1977 gab man in Amerika noch durchschnittlich 6,2 Prozent der Haushaltsausgaben für Kleidung aus. Heute sind es nur noch die Hälfte. Die weltweite Kleidungsindustrie kriselt und die Gründe sind divers. Ist Social Media heute wichtiger geworden als ein exklusiver Style? Wieso heute noch ein Dutzend Anzüge im Schrank haben, wenn auf der Arbeit ohnehin nur noch casual angesagt ist? Billigketten, Onlinehandel, Ladensterben und veränderte Werte im 21. Jahrhundert – die Lage ist heute für die Textilindustrie in vielerlei Hinsicht kompliziert.
„When you consider all these varied pressures on the clothing industry, it’s not surprising that apparel store closures peaked last year. This doesn’t simply reflect a shift to online shopping. E-commerce startups were founded to take advantage of the disruption in retail. But even they have stumbled, a sign of the deeper problems plaguing apparel.“
##Bergung vom höchsten Berg der Welt
Dass man ganz oben auf dem Mount Everest mittlerweile Mails senden und empfangen kann, soll nicht darüber hinwegtäuschen, dass seine Besteigung weiterhin hochgefährlich ist: 300 Menschen sind seit der ersten Erklimmung im Jahr 1953 hier tödlich verunglückt.

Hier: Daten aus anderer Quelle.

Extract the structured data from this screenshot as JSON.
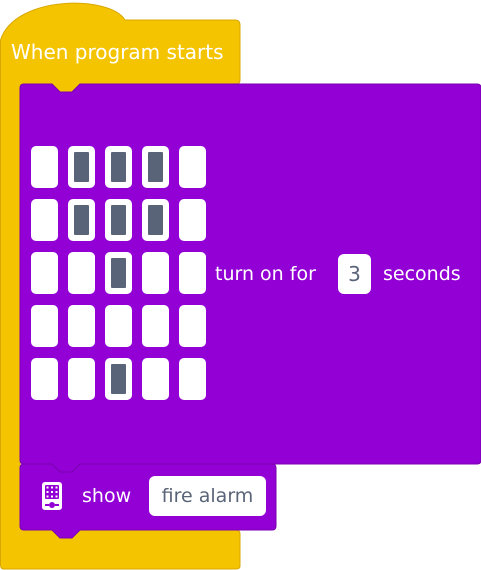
{
  "hat_block": {
    "label": "When program starts",
    "color": "#f5c400"
  },
  "matrix_block": {
    "color": "#9300d6",
    "action_label": "turn on for",
    "duration_value": "3",
    "unit_label": "seconds",
    "grid": [
      [
        0,
        1,
        1,
        1,
        0
      ],
      [
        0,
        1,
        1,
        1,
        0
      ],
      [
        0,
        0,
        1,
        0,
        0
      ],
      [
        0,
        0,
        0,
        0,
        0
      ],
      [
        0,
        0,
        1,
        0,
        0
      ]
    ],
    "pixel_on_color": "#5a6478",
    "pixel_off_color": "#ffffff"
  },
  "show_block": {
    "icon": "hub-display-icon",
    "label": "show",
    "value": "fire alarm"
  }
}
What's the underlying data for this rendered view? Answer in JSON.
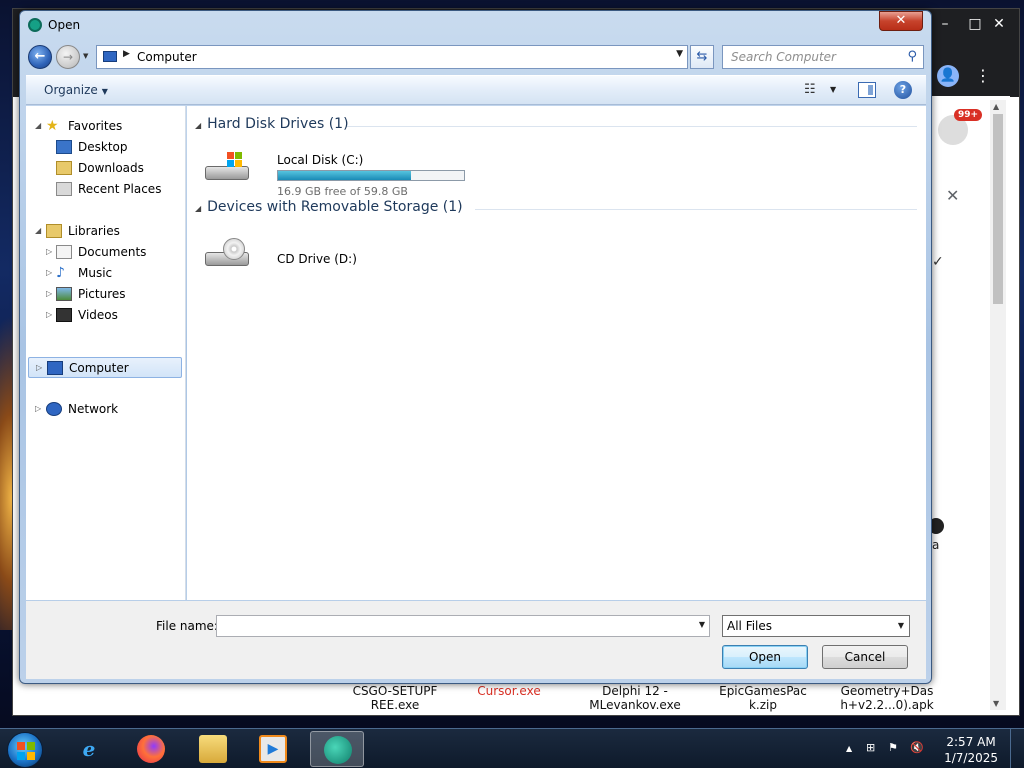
{
  "background": {
    "files": [
      {
        "name": "CSGO-SETUPF\nREE.exe",
        "color": "#111111"
      },
      {
        "name": "Cursor.exe",
        "color": "#d93025"
      },
      {
        "name": "Delphi 12 -\nMLevankov.exe",
        "color": "#111111"
      },
      {
        "name": "EpicGamesPac\nk.zip",
        "color": "#111111"
      },
      {
        "name": "Geometry+Das\nh+v2.2...0).apk",
        "color": "#111111"
      }
    ],
    "notification_badge": "99+",
    "partial_letter": "a"
  },
  "dialog": {
    "title": "Open",
    "address": {
      "location": "Computer"
    },
    "search": {
      "placeholder": "Search Computer"
    },
    "toolbar": {
      "organize": "Organize"
    },
    "nav": {
      "favorites": {
        "label": "Favorites",
        "items": [
          "Desktop",
          "Downloads",
          "Recent Places"
        ]
      },
      "libraries": {
        "label": "Libraries",
        "items": [
          "Documents",
          "Music",
          "Pictures",
          "Videos"
        ]
      },
      "computer": {
        "label": "Computer"
      },
      "network": {
        "label": "Network"
      }
    },
    "groups": [
      {
        "header": "Hard Disk Drives (1)"
      },
      {
        "header": "Devices with Removable Storage (1)"
      }
    ],
    "drives": {
      "local": {
        "name": "Local Disk (C:)",
        "free_text": "16.9 GB free of 59.8 GB",
        "used_fraction": 0.717
      },
      "cd": {
        "name": "CD Drive (D:)"
      }
    },
    "bottom": {
      "file_name_label": "File name:",
      "file_name_value": "",
      "filter_selected": "All Files",
      "open_label": "Open",
      "cancel_label": "Cancel"
    }
  },
  "taskbar": {
    "apps": [
      "internet-explorer",
      "firefox",
      "windows-explorer",
      "media-player",
      "cursor-app"
    ],
    "clock": {
      "time": "2:57 AM",
      "date": "1/7/2025"
    }
  }
}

Was aber dann? Wie bekommt man einen toten Körper von dort oben wieder herunter? Wie wird das organisiert, was kostet es? Dieser Longread berichtet von einer indischen Bergsteigergruppe, deren Abenteuer in einer Tragödie endete. Dabei liegt der Fokus auf der Zeit nach der Tragödie selbst: Ein Jahr nach dem Unglück beim Abstieg begann das zweite, nicht minder riskante Abenteuer – die toten, festgefrorenen Körper aus höchster Höhe zu bergen.
„If it all went right, then, the bodies of the Indian climbers would return from Everest. They would be among the highest-altitude recoveries ever made.“
Feminism Sells
Es läuft ganz gut mit dem Feminismus. Glaubt man den Werbetafeln, ist Feminismus jetzt nämlich überall angekommen. Gut, vielleicht (noch) nicht im eigenen Job-Alltag oder in der Spielwarenabteilung. Aber dafür beim Yoga, in der Drogerie-Abteilung, er steckt in jeder modernen Frauenzeitschrift und hängt mittlerweile auch auf jedem Kleiderbügel. „Female Empowerment“ hat sich als verkaufsfördernder Slogan perfekt in den konsumgetriebenen Alltag unseres kapitalistischen Systems integriert. Shampoos bringen jetzt nicht mehr den perfekten Glanz, na gut, vielleicht doch, aber zudem und vor allem: Natürlichkeit! Sei du selbst, du bist schön, du kannst alles erreichen! – Kauf einfach nur dieses Shampoo. Etwas überspitzt vielleicht, aber der Kern entpuppt sich als wahr, sobald man nur nach #femaleempowerment auf Instagram sucht. Autorin Bianca Xenia Jankovska nimmt den Feminismus-Ausverkauf in ihrem Blog auseinander.
„Das Ding ist: Feminismus ist keine millennial-pinke Kuscheldecke, auch wenn er inzwischen so aussieht. Feminismus ist nichts, das man sich anzieht. Feminismus ist nicht kurze Stirnfransen, Tattoos, Highwaist-Hosen und Peelingmasken. […] Die Kulissen des heutigen Mainstream-Feminismus sind so glatt wie die Vulva nicht rasiert sein müsste. Sie verschleiern mehr, als sie auf den ersten Blick offenbaren.
Entschuldigung, aber was ist eigentlich aus diesem Feminismus geworden?